Solo por ignorancia o fanatismo alguien podría homenajear en pleno siglo XXI a quienes pretenden imponer sus ideas de justicia social o de verdad religiosa con fusil en mano y odio en el corazón. Desde el comienzo de la historia ha habido muchos intentos de ese tipo, que solo han provocado luto y llanto. La inquisición de Torquemada y la yihad islámica son ejemplos conocidos. En la Revolución Francesa, el odio jacobino cortó cabezas, incluso la del padre de la química moderna, Antoine de Lavoisier, pues “la revolución no necesita científicos”. Y aún quedan países que admiten la flagelación, la lapidación y la ablación genital por odio religioso. Los intentos por crear un “hombre nuevo” sin egoísmo y funcional al interés colectivo han llevado a toda clase de represiones por odio, desde el Gulag hasta el electroshock.

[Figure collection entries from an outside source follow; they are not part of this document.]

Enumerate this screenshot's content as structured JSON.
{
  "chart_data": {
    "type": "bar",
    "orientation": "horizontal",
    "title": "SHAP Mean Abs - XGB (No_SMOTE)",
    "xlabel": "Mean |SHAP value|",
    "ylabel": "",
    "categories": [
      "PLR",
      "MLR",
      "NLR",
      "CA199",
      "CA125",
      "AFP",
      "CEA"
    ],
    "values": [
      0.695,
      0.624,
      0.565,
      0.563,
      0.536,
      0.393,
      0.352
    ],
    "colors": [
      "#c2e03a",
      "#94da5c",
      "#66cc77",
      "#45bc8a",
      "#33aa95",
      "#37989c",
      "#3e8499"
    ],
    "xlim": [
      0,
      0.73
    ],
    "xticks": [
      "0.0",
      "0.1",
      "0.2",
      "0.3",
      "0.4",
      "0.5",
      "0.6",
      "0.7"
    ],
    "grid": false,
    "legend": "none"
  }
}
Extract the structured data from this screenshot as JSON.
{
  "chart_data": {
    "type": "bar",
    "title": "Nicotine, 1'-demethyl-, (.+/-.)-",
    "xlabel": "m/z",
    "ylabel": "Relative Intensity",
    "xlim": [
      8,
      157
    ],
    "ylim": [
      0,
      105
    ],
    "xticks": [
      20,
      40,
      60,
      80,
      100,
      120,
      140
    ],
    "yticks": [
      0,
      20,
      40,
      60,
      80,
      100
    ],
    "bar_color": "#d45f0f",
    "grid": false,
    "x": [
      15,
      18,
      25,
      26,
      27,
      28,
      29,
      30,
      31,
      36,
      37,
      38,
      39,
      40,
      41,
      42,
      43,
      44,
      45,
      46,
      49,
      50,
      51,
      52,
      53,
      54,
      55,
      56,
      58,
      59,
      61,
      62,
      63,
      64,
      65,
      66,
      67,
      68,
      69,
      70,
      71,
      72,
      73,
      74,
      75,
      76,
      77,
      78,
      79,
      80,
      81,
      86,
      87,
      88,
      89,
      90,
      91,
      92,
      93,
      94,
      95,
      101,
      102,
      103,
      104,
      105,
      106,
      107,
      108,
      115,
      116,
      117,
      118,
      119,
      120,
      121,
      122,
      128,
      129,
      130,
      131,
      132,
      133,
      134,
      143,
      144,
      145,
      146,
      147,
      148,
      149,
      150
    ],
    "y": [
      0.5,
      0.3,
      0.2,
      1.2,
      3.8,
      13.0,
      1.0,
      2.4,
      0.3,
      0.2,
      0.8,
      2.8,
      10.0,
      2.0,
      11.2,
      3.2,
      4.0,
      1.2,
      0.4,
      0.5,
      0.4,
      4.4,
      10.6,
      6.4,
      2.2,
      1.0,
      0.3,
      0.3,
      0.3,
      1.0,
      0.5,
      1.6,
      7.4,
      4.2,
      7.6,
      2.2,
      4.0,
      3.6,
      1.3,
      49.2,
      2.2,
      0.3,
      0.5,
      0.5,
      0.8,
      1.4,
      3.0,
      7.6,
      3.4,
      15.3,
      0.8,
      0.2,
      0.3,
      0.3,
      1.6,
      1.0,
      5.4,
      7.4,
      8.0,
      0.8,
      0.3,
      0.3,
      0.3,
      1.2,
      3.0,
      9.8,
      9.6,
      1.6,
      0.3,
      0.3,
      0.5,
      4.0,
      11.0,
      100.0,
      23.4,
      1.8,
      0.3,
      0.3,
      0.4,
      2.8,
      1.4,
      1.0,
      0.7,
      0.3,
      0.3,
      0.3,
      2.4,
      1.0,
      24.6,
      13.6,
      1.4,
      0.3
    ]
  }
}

La virtud de Occidente ha sido la valorización de la persona humana como fin en sí misma y no sometida al imperio grupal. La modernidad introdujo la tolerancia para neutralizar el odio ante la diversidad de ideas y de credos, como lo enseñaron Spinoza, Locke y Voltaire. Su contexto institucional es el Estado de Derecho y ninguna autoridad puede disponer de la vida o los bienes de otros por su sola voluntad. La adopción universal de los derechos humanos es corolario de esos principios y no de dictaduras como en Cuba, Irán, China, Rusia o Venezuela, tan afines a la ideología camporista. Allí no rige la tolerancia, sino el odio a los disensos.
El Estado de Derecho requiere el anticuerpo de un sólido capital social para garantizar su perdurabilidad, pues la tolerancia es frágil al admitir en su seno a quienes pretenden eliminar la división de poderes, la justicia independiente y la libertad de prensa para asumir un poder autoritario, como los regímenes que violan los derechos humanos. Sin advertir que, al demoler esas garantías republicanas, quedarían expuestos a algún decreto de “aniquilación” como los dictados con odio por Isabel Perón e Ítalo Luder en 1975.
Los 50 años transcurridos desde el “combate de William Morris” sirvieron para adecuarse a los tiempos. Antes, los jóvenes “idealistas” combatían para la liberación con fusil en mano y odio en el corazón para imponer el socialismo nacional. Ahora, los no tan jóvenes de La Cámpora, sin bombas, pero con bombos, utilizan los mismos símbolos y la misma mística del odio a jueces y periodistas, con una finalidad más pedestre y lucrativa: proteger a la vicepresidenta en su causa penal por apropiarse de fondos públicos a través de mecanismos dignos de la mafia siciliana y, de paso, conservar su estructura de poder para vivir del Estado, con empleos, directorios y contratos para militantes y allegados. ¿Qué diría Ernesto Guevara de esa deriva utilitaria de sus ideales por parte del kirchnerismo? ¿A quién odiaría más el “Che”? ¿Al burgués capitalista o a quienes acumulan capitales malversando sus banderas?
Evocar a Héctor Cámpora, festejar el Día del Montonero e invitar a un diálogo por la paz es una contradicción en sí misma. Para una auténtica reconciliación, sus militantes deberían abjurar del credo guevarista y condenar el “odio como factor de lucha” antes de entrar a una basílica. Es la misa que aún falta, sin odios ni corrupción.